Чтобы телевидение, радио и Интернет взорвались однажды утром чудовищной новостью, заставившей плакать весь мир. Чтобы перед воротами твоего дома лежали горы траурных букетов, а люди всё шли и шли и несли всё новые цветы. Чтобы кружащий над этим домом вертолёт запечатлевал затор из скорбящих на подъездной дорожке, а другой вертолёт – толпу на Аллее славы, горящие свечи и завалы из цветов вокруг золотой звезды.
Возле Стейплс-центра притормаживали чёрные лимузины, высаживали приглашённых на мемориальный концерт политиков и звёзд шоу-бизнеса, многие из которых, невзирая на пасмурный день, были в тёмных очках. Кружащие вертолёты транслировали в прямой эфир подробности прощальной церемонии. С высоты птичьего полёта площадь, наполненная одетыми во всё тёмное скорбящими, казалась чёрным беспокойным морем, прилегающие улицы – вливающимися в него траурными реками. С цветами, с самодельными плакатами, с фотографиями в руках, они, потерявшие своего кумира, шли проститься с ним навсегда. В одних только США церемонию транслировали пятнадцать телеканалов, все крупные кинотеатры и бесчисленное множество интернет-ресурсов. К американским посольствам по всему миру стекались тысячи поклонников, несли букеты, повязывали на ограждения траурные ленты, понуро стояли в сторонке или, не стесняясь своих слёз, рыдали на виду у всего мира.
Из эпицентров людского горя камеры выхватывали скорбные сменяющиеся диалоги. Папарацци снимали припухшие лица, брали у заикающихся от слёз поклонников интервью. Некоторые журналисты, возможно, те, которым довелось общаться с навсегда ушедшей звездой лично, разделяли чувство утраты и не задавались вопросом о причинах настолько искренней скорби. Те, для кого он был яркой, но всего лишь примелькавшейся картинкой на экране, пытались понять эти причины. С лёгкой тенью недоумения, просачивающейся сквозь траурную маску, они подносили микрофоны к их искривлённым губам.
– Расскажите, кем Рональд Шелтон был лично для вас?
Отёкшие веки дрожали, голоса срывались, но они отвечали:
– Он научил меня мечтать…
– Это так больно понимать, что мы не увидим больше ни одного его фильма, ни одного интервью. Я всегда так ждала… А теперь больше нечего ждать.

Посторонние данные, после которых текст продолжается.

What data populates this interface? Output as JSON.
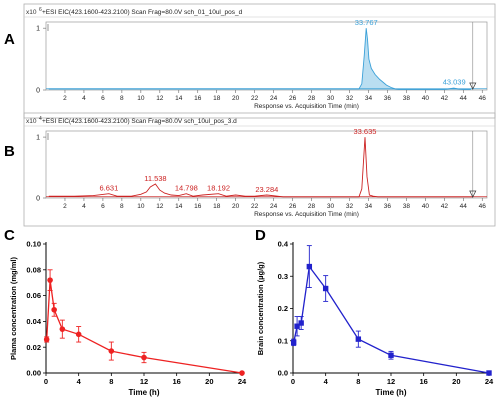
{
  "chart_data": [
    {
      "panel": "A",
      "type": "line",
      "scale_label": "x10",
      "scale_exp": "6",
      "header": "+ESI EIC(423.1600-423.2100) Scan Frag=80.0V sch_01_10ul_pos_d",
      "xlabel": "Response vs. Acquisition Time (min)",
      "x_ticks": [
        2,
        4,
        6,
        8,
        10,
        12,
        14,
        16,
        18,
        20,
        22,
        24,
        26,
        28,
        30,
        32,
        34,
        36,
        38,
        40,
        42,
        44,
        46
      ],
      "y_ticks": [
        0,
        1
      ],
      "xlim": [
        0,
        46.5
      ],
      "ylim": [
        0,
        1.1
      ],
      "color": "#3aa0d8",
      "peak_labels": [
        {
          "text": "33.767",
          "x": 33.767,
          "y": 1.0
        },
        {
          "text": "43.039",
          "x": 43.039,
          "y": 0.04
        }
      ],
      "series": [
        {
          "x": [
            0.3,
            33.0,
            33.3,
            33.55,
            33.767,
            33.9,
            34.05,
            34.3,
            34.7,
            35.2,
            35.9,
            36.4,
            36.8,
            37.2,
            38,
            40,
            42,
            43.0,
            43.4,
            44,
            44.8
          ],
          "y": [
            0.02,
            0.02,
            0.1,
            0.55,
            1.0,
            0.82,
            0.5,
            0.35,
            0.25,
            0.17,
            0.08,
            0.04,
            0.02,
            0.01,
            0.01,
            0.01,
            0.01,
            0.03,
            0.02,
            0.01,
            0.01
          ]
        }
      ]
    },
    {
      "panel": "B",
      "type": "line",
      "scale_label": "x10",
      "scale_exp": "4",
      "header": "+ESI EIC(423.1600-423.2100) Scan Frag=80.0V sch_10ul_pos_3.d",
      "xlabel": "Response vs. Acquisition Time (min)",
      "x_ticks": [
        2,
        4,
        6,
        8,
        10,
        12,
        14,
        16,
        18,
        20,
        22,
        24,
        26,
        28,
        30,
        32,
        34,
        36,
        38,
        40,
        42,
        44,
        46
      ],
      "y_ticks": [
        0,
        1
      ],
      "xlim": [
        0,
        46.5
      ],
      "ylim": [
        0,
        1.1
      ],
      "color": "#cc2222",
      "peak_labels": [
        {
          "text": "6.631",
          "x": 6.631,
          "y": 0.07
        },
        {
          "text": "11.538",
          "x": 11.538,
          "y": 0.23
        },
        {
          "text": "14.798",
          "x": 14.798,
          "y": 0.07
        },
        {
          "text": "18.192",
          "x": 18.192,
          "y": 0.07
        },
        {
          "text": "23.284",
          "x": 23.284,
          "y": 0.05
        },
        {
          "text": "33.635",
          "x": 33.635,
          "y": 1.0
        }
      ],
      "series": [
        {
          "x": [
            0.3,
            3,
            5,
            6.631,
            7.5,
            9,
            10,
            10.6,
            11.0,
            11.538,
            12,
            12.5,
            13.2,
            14,
            14.798,
            15.5,
            16.5,
            18.192,
            19,
            20,
            21,
            22,
            23.284,
            25,
            28,
            31,
            33.0,
            33.3,
            33.635,
            33.85,
            34.1,
            34.5,
            35,
            37,
            40,
            43,
            45
          ],
          "y": [
            0.03,
            0.03,
            0.04,
            0.07,
            0.03,
            0.03,
            0.06,
            0.1,
            0.18,
            0.23,
            0.13,
            0.08,
            0.05,
            0.04,
            0.07,
            0.03,
            0.05,
            0.07,
            0.03,
            0.05,
            0.03,
            0.03,
            0.05,
            0.02,
            0.02,
            0.02,
            0.02,
            0.15,
            1.0,
            0.35,
            0.05,
            0.03,
            0.02,
            0.02,
            0.02,
            0.02,
            0.02
          ]
        }
      ]
    },
    {
      "panel": "C",
      "type": "line",
      "xlabel": "Time (h)",
      "ylabel": "Plama concentration (mg/ml)",
      "x_ticks": [
        0,
        4,
        8,
        12,
        16,
        20,
        24
      ],
      "y_ticks": [
        "0.00",
        "0.02",
        "0.04",
        "0.06",
        "0.08",
        "0.10"
      ],
      "xlim": [
        0,
        24
      ],
      "ylim": [
        0,
        0.1
      ],
      "color": "#ee2222",
      "series": [
        {
          "x": [
            0.083,
            0.5,
            1,
            2,
            4,
            8,
            12,
            24
          ],
          "y": [
            0.026,
            0.072,
            0.049,
            0.034,
            0.03,
            0.017,
            0.012,
            0.0
          ],
          "err": [
            0.002,
            0.008,
            0.005,
            0.007,
            0.006,
            0.007,
            0.004,
            0.0
          ]
        }
      ]
    },
    {
      "panel": "D",
      "type": "line",
      "xlabel": "Time (h)",
      "ylabel": "Brain concentration (µg/g)",
      "x_ticks": [
        0,
        4,
        8,
        12,
        16,
        20,
        24
      ],
      "y_ticks": [
        "0.0",
        "0.1",
        "0.2",
        "0.3",
        "0.4"
      ],
      "xlim": [
        0,
        24
      ],
      "ylim": [
        0,
        0.4
      ],
      "color": "#2222cc",
      "series": [
        {
          "x": [
            0.083,
            0.5,
            1,
            2,
            4,
            8,
            12,
            24
          ],
          "y": [
            0.095,
            0.145,
            0.155,
            0.33,
            0.262,
            0.105,
            0.055,
            0.0
          ],
          "err": [
            0.01,
            0.03,
            0.02,
            0.065,
            0.04,
            0.025,
            0.012,
            0.0
          ]
        }
      ]
    }
  ]
}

– Я принесла с собой плакат, и вот тут его автограф. Видите? Я уже шесть лет его храню, моя самая дорогая вещь. Мой талисман. Была премьера фильма, и он три часа с нами общался, давал автографы, отвечал на вопросы, пока совсем не замёрз…
– Ну… понимаете, однажды я посмотрел это интервью, не знаю, видели вы, он там ещё со сломанной ногой. Помните? Да, классное интервью. Ну вот, он говорил, что не нужно ничего бояться. Смеялся, что сломанные ноги – это ерунда по сравнению с тем, что даёт свобода от страхов. И тогда я решил…
– Вы помните его глаза? Эти невероятные глаза, я не могу поверить, что они закрылись навсегда, как будто солнце погасло…
– Он изменил мой взгляд на мир. Он ведь всегда говорил: «Выбери цель и иди к ней. Ты здесь для этого…»
– Мой брат очень любил его фильмы. Говорил, что нет чувака круче, делал причёски как у него, говорил как он, отрабатывал перед зеркалом его жесты, чтоб потом клеить девчонок. Когда брат умер, я целый месяц просидела в своей комнате, наедине с его фильмами. Казалось, что брат рядом и тоже смотрит их, и мне было легче. Так и пережила. И вот теперь… простите… теперь мы и его хороним…
– Говорят, что человек жив, пока жива память о нём. Рональд Шелтон не может умереть, он будет жить всегда. В наших душах и наших сердцах.
Дикторы новостных передач по всему миру произносили одно и то же имя снова и снова. Говорили только о нём, будто не существовало ничего другого, но уже в прошедшем времени.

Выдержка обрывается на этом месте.